Но я, кажется, начинаю пересказывать конец собственной статьи. И меня, ейбогу, не страшит, что Вам в ней понравится али заденет; чего бы я в ней ни говорил, мне думается, каждый поймет, что я Вас очень люблю. И очень хочу, чтобы Вы стали большим и замечательным. На статью-то в том отношении я ни каких надежд не возлагаю, ну прочтут, увидят, что я Вас прочитал, но ведь даже Вас-то прочесть не могут, настолько Вы, как писатель, рассыпаны по разным изданиям. Но это ужасно, и в этом отчасти «Мол. гв.» виновата. Вам надо, надо уходить, и не в «Сов. Россию», а в «Сов. пис.», где есть умные редактора, вроде Верочки Острогорской либо Лины Ивановой, Льва Левина, которые и с Лесючевским могут сразиться – сцепиться, при необходимости, не то что Ваши молодогвардейские мальчики, трепещущие перед своим начальством. В люди-то Вы вышли, а Вам на люди выходить нужно, и вряд ли «Мол. гв.» Вам поможет в этом. Чем дальше Вы отходите от «Перевала», тем меньше, становитесь их автором. Дело ведь не в возрасте героев. Мне даже думается, что и в романе своем, который я так ясно вижу, как будто Вы его написали, должны быть главные герои – молодые современники. Ведь Вы же их хорошо знаете. У Вас в собственном доме целая троица, и тема отцов и детей должна быть поставлена, только не так односторонне, как ее ставят наши «молодые». Вы же нашли свою интонацию – рассказ от первого лица, и ее не надо бояться. Достоевский вон все романы от первого лица писал, а кто это замечает? Но это давало ему своего рода свободу, объективность освещения, что ли.
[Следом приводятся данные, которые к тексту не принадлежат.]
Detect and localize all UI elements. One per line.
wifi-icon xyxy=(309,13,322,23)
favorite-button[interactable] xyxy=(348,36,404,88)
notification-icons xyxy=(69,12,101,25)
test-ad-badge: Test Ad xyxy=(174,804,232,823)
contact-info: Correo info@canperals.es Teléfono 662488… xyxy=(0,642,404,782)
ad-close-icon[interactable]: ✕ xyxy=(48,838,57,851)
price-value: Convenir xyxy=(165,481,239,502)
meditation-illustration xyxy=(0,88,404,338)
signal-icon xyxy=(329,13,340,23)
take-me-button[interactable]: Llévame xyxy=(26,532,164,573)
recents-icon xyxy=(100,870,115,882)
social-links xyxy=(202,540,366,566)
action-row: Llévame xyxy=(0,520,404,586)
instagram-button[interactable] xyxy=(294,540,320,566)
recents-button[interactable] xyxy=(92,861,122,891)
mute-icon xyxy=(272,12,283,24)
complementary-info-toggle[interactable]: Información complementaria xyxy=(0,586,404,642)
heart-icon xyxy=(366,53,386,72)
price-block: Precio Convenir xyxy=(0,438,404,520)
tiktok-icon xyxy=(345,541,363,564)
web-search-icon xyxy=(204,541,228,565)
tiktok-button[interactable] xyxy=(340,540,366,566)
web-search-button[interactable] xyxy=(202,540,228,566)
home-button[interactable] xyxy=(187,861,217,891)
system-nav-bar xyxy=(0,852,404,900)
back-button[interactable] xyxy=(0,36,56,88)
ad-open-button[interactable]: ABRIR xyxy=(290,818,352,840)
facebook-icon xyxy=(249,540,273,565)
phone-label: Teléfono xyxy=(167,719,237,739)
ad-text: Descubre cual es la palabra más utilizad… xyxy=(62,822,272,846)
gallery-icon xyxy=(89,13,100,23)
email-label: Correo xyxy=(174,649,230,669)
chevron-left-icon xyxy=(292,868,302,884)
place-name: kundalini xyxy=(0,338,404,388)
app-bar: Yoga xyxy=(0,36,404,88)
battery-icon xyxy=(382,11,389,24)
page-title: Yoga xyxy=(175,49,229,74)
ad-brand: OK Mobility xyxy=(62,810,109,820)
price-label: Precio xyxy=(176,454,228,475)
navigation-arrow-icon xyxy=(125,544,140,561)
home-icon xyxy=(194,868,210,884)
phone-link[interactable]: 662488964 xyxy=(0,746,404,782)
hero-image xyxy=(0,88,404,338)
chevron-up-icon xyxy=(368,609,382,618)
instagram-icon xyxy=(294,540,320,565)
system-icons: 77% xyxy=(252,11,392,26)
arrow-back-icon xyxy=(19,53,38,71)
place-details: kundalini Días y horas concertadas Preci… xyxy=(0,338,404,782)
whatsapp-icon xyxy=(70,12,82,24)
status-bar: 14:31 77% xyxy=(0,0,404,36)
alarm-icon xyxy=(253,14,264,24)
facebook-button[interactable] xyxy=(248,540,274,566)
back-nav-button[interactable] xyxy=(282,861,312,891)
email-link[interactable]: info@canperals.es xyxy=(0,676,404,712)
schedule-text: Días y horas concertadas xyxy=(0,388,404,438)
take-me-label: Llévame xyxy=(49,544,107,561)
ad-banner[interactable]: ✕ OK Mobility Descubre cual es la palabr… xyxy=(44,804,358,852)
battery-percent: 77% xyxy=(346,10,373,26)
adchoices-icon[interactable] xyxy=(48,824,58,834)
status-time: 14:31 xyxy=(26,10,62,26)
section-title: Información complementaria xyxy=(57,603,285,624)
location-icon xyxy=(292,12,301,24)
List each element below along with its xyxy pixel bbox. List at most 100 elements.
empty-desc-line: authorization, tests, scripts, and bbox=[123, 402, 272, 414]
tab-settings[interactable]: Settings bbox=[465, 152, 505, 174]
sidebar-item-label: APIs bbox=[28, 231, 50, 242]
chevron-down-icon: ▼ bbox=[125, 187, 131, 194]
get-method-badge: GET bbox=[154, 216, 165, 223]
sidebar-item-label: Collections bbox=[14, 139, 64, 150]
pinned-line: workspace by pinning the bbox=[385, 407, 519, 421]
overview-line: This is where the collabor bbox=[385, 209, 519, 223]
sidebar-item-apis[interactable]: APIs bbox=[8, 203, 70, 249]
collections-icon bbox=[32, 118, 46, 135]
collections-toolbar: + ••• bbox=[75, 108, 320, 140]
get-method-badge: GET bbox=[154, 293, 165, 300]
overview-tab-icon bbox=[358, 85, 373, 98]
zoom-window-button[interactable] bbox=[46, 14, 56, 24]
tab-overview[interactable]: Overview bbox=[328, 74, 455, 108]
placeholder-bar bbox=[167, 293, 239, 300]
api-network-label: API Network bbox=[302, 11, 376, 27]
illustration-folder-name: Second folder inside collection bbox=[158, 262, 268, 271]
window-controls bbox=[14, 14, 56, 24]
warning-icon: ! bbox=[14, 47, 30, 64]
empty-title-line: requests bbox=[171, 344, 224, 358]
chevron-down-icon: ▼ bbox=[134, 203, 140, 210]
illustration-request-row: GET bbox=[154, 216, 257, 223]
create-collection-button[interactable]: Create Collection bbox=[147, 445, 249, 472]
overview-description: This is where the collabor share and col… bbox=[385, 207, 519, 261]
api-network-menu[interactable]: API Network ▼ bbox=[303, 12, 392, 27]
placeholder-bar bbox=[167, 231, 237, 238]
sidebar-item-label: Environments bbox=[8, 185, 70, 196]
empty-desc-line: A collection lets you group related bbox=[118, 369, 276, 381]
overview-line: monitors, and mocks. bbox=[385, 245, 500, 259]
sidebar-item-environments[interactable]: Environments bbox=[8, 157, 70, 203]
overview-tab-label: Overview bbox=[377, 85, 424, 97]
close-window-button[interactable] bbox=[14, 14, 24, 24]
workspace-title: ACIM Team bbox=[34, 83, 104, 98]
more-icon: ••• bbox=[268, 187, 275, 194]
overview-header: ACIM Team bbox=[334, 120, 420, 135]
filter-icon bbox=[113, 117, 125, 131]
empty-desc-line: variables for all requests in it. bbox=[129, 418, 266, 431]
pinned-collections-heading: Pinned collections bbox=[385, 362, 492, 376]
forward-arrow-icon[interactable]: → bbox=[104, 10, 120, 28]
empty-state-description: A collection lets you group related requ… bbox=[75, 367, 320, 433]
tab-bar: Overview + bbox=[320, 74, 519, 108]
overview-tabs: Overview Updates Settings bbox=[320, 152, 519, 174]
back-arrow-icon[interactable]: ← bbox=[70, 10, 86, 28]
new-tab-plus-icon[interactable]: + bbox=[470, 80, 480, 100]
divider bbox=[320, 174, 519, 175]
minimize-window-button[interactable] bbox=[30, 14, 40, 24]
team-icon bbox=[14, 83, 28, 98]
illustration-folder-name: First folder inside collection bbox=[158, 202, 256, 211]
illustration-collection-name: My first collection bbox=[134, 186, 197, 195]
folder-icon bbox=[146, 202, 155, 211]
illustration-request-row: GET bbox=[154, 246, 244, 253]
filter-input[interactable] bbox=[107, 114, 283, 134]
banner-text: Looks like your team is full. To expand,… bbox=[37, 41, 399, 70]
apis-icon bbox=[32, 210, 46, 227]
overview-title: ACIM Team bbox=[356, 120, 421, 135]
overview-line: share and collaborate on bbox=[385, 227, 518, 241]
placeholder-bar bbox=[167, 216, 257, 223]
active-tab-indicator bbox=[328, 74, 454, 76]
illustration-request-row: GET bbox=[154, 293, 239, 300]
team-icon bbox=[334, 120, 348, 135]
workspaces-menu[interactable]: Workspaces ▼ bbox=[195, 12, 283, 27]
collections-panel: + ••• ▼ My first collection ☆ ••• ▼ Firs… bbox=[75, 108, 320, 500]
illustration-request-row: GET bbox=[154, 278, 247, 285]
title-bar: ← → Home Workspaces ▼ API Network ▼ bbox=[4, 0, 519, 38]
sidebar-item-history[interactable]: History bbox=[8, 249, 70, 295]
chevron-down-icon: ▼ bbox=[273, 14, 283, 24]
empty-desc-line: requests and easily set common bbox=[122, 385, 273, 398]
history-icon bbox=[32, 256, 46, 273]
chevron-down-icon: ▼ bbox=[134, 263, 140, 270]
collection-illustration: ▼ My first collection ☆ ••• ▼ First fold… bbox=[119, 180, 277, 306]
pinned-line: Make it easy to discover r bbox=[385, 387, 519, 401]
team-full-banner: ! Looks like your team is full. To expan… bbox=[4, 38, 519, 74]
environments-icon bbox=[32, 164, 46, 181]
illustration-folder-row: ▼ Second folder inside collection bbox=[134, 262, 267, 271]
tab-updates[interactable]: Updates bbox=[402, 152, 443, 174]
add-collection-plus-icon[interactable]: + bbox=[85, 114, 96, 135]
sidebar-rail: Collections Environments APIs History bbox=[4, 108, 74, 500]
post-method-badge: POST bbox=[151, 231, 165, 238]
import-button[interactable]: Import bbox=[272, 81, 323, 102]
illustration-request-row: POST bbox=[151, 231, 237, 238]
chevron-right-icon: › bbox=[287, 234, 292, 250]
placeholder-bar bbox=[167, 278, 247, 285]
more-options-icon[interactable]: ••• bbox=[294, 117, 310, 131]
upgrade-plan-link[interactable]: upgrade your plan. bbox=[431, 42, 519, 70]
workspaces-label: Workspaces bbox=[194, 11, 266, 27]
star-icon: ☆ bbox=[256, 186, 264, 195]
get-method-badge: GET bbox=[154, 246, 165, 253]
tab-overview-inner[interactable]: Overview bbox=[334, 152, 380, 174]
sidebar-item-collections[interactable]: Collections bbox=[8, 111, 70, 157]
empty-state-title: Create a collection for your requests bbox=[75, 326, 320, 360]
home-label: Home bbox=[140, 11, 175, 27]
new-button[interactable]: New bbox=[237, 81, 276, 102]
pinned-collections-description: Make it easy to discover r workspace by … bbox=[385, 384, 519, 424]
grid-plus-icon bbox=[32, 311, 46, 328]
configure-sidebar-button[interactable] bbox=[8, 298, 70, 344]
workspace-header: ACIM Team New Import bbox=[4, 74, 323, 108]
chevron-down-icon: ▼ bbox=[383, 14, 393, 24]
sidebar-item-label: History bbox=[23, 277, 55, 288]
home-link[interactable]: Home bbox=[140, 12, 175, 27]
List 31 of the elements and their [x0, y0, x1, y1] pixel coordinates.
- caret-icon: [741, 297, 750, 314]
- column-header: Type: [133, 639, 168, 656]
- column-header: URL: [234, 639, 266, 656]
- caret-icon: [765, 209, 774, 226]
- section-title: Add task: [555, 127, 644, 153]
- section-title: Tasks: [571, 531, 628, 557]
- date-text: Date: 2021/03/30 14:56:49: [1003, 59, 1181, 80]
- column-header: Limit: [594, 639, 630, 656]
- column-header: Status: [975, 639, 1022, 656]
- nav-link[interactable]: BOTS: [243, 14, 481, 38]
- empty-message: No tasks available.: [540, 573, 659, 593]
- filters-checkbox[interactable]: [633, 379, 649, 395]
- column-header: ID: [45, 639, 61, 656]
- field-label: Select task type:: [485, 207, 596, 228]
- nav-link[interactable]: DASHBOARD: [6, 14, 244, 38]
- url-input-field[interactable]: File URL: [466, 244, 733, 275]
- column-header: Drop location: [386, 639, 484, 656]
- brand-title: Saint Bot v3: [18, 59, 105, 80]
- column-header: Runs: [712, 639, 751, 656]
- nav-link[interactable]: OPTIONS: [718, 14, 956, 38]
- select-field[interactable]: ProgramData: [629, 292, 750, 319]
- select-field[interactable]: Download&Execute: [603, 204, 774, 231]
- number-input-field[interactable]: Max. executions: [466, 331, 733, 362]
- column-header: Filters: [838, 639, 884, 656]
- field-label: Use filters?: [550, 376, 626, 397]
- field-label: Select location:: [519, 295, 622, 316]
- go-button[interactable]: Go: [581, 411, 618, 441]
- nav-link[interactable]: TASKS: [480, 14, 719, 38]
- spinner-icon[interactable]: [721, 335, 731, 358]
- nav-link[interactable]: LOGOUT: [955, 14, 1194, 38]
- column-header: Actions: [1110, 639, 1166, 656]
Видимо, с апрельской поездкой у Вас тоже разладилось. Я все ждал, что Вы приедете, а Вы еще по льду реку собираетесь переходить. А у нас и лед давно прошел.
Через неделю-полторы я надеюсь из больницы выбраться. Лечащий врач на меня смотрит одобрительно. А к профессорам и консультантам, славу богу, меня здесь не таскали – так, вливают в вену глюкозу с витамином да рыбий жир впускают с другого конца. Вот и все лечение. Ну, еще порошки какие-то дают.
Толя лежит в соседнем корпусе. Вижу его каждый день. Он то в веселом настроении, то впадает в меланхолию, когда ему вливают кровь. К маю его тоже, видимо, выпустят. Наташа превратилась в чиновника по особым поручениям при моей персоне, по-современному говоря, просто в курьера и совсем измучилась, бедняга, Аннета и Юра цветут.
Вот и все пока.
Низко кланяюсь Марии Семеновне. Привет всем домочадцам. И помните, Вашей лирической публицистикой, как бы ни восторгался ею, Вы на люди не выйдете. Подумайте о чем-то большем.
Целую Вас. Ваш А. Макаров.
В один из последних приездов в Москву я рассказал Александру Николаевичу повесть «Пастух и пастушка» и о том, как возник замысел этой повести. А возник он прелюбопытно, вроде бы и случайно, но и закономерно, совершенно не похоже на другие замыслы.